220 F. 236 | E.D. Tenn. | 1914
Clearly, if this suit, which was removed from a Chancery Court of the State, does not involve a dispute or controversy'properly within the jurisdiction of this court, it must either be remanded to the State court or dismissed, “as justice may require,” pursuant to section 37 of the Judicial Code (Act March 3, 1911, c. 231, 36 Stat. 1098), superseding section 5 of the Act of March 8, 1875, c. 137, 18 Stat. 472 (Comp. St. 1913, § 1019).

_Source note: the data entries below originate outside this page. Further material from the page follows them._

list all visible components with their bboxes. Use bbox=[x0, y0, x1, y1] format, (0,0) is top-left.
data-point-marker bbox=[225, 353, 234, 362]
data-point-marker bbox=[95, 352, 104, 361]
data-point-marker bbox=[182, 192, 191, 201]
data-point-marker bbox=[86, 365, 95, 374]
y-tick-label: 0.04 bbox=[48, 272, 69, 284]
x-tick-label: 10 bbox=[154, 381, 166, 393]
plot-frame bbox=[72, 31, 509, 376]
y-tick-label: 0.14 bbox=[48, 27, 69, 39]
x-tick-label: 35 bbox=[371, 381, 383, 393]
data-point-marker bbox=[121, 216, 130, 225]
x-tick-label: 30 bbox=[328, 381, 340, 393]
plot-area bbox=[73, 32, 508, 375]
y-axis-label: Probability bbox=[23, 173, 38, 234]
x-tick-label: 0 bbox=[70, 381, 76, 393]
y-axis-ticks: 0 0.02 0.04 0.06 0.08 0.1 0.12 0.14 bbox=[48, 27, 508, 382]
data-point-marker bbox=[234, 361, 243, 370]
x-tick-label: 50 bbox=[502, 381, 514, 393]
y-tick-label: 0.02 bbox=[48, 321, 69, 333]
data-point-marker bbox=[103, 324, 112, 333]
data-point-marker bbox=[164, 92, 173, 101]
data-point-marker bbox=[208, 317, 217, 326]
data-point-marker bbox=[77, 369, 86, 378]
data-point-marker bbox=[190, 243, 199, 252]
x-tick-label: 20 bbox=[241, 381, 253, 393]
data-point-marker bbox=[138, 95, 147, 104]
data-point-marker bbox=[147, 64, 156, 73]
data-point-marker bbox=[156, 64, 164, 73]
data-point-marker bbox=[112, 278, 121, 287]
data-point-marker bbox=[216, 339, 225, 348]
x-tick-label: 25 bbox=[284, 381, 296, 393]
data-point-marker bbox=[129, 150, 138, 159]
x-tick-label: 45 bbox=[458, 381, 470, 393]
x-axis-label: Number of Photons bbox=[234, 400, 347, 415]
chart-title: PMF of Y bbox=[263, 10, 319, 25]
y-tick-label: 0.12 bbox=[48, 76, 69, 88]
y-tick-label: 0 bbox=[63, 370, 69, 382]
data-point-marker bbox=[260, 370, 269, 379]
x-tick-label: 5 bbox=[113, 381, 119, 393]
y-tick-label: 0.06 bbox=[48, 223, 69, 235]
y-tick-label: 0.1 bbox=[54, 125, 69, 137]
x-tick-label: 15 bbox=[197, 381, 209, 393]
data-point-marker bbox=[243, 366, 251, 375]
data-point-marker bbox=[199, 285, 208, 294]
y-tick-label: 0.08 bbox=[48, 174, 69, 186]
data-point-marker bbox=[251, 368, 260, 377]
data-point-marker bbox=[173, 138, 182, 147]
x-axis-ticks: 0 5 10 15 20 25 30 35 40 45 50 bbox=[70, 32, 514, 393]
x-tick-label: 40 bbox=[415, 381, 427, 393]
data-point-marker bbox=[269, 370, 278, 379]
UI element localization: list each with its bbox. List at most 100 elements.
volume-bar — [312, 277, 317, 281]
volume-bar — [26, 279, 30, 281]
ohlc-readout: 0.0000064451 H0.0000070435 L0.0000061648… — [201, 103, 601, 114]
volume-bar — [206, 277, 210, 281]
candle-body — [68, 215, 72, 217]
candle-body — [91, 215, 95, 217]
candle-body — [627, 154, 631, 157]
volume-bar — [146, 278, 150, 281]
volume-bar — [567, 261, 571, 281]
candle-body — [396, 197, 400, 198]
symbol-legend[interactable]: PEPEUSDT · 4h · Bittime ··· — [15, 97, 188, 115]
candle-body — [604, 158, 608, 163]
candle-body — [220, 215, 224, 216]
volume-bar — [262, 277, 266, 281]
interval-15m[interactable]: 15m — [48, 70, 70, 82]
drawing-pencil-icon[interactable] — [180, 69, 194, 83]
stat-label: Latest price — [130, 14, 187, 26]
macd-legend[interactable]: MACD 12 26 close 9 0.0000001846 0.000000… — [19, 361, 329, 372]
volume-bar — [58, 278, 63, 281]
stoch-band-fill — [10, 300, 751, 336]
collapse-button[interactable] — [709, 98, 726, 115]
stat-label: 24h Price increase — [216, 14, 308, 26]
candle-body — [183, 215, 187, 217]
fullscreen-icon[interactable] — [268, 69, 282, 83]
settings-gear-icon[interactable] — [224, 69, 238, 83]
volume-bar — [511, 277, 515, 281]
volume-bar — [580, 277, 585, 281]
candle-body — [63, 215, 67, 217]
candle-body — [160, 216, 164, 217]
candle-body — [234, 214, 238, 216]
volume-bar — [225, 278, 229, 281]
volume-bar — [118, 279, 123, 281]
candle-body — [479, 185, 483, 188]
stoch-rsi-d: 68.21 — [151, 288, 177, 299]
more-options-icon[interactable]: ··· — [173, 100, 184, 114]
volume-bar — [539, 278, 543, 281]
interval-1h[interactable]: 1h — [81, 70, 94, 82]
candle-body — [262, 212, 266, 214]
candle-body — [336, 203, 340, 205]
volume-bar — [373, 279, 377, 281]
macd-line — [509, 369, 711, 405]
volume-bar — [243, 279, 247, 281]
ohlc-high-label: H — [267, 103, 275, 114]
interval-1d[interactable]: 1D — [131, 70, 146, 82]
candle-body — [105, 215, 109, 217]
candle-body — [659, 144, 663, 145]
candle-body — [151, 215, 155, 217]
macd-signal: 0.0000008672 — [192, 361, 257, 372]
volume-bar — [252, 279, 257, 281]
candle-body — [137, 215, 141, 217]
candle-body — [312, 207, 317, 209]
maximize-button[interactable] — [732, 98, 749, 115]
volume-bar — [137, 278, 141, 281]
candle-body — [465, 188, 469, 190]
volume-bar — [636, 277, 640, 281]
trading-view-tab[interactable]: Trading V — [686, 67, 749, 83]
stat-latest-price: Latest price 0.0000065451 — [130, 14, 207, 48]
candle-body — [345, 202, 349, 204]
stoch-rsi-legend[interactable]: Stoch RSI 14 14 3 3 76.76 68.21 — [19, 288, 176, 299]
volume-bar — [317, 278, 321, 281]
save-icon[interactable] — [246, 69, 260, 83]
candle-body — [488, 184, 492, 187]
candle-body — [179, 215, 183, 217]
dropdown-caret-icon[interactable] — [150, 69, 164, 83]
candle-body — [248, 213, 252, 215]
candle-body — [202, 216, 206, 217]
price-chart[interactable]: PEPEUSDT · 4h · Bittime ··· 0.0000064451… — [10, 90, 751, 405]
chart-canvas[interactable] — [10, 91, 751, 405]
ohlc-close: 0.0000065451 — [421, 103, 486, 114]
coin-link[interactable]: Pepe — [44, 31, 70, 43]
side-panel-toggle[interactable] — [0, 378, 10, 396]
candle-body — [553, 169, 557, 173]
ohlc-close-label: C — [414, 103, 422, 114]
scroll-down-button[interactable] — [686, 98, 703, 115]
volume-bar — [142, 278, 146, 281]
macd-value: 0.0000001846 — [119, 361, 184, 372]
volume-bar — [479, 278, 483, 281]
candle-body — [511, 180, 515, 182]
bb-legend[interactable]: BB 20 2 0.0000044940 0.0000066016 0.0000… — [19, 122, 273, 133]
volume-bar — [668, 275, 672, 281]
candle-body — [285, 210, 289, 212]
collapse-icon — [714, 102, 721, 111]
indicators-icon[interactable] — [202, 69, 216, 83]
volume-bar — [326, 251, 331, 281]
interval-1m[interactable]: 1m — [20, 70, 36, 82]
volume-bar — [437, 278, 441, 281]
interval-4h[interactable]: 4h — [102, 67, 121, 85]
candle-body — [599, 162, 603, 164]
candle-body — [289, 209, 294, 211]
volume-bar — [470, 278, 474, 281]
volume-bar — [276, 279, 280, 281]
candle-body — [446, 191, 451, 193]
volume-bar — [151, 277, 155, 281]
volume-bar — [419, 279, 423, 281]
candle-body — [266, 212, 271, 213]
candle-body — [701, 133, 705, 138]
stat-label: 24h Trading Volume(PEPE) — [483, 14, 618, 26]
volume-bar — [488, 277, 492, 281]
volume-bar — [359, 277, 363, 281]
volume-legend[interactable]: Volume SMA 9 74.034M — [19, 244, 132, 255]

Under these circumstances the plaintiff relies upon the statement in Simkins’ Fed. Eq. Suit (2d Ed.) 885, 886, that “it seems that when a case is pending in a State equity, which if removed would, by the nature of the case, go on the law side, the court should remand and not require the pleadings to be recast.” The cases of Cates v. Allen (U. S.) supra, and Gombert v. Lyon (C. C.) 80 Fed. 305, which are cited in support of this suggestion, do not, however, in my opinion, sustain the view suggested in the text, since in neither of them was the nature of the case such that it could have been transferred to the law side of the court, and the only alternative presented to the Federal Court was that of either remanding the suit or dismissing it entirely.
“That the Legislature of the State, by extending the equitable jurisdiction of the state courts to matters in which an adequate remedy at law is given to the suitor by the federal courts, cannot thereby deprive the citizen of another state of his right of removal to this court is plain. But, on the other hand, if a state statute gives any suitor a remedy in equity in the state courts better and more complete than that which this court can give him at law, and if, furthermore, the remedy thus given is one which this court cannot enforce in equity, the suitor has the right to carry on his litigation in the state court of equity, undisturbed by removal here.”
I may add that I find nothing in conflict with the conclusion above reached in Thompson v. Railroad Companies, 6 Wall. 134. In that case no question of remanding to the State court was involved or decided by the court, the only question being as to the validity of a decree in a common law action which had been removed from the State court and improperly transferred to the equity side of the court, thereby depriving the defendants of their constitutional right of trial by jury.
An order will accordingly be entered overruling the plaintiff’s motion to remand and granting the defendants’ motion to transfer this cause to the law side of the court.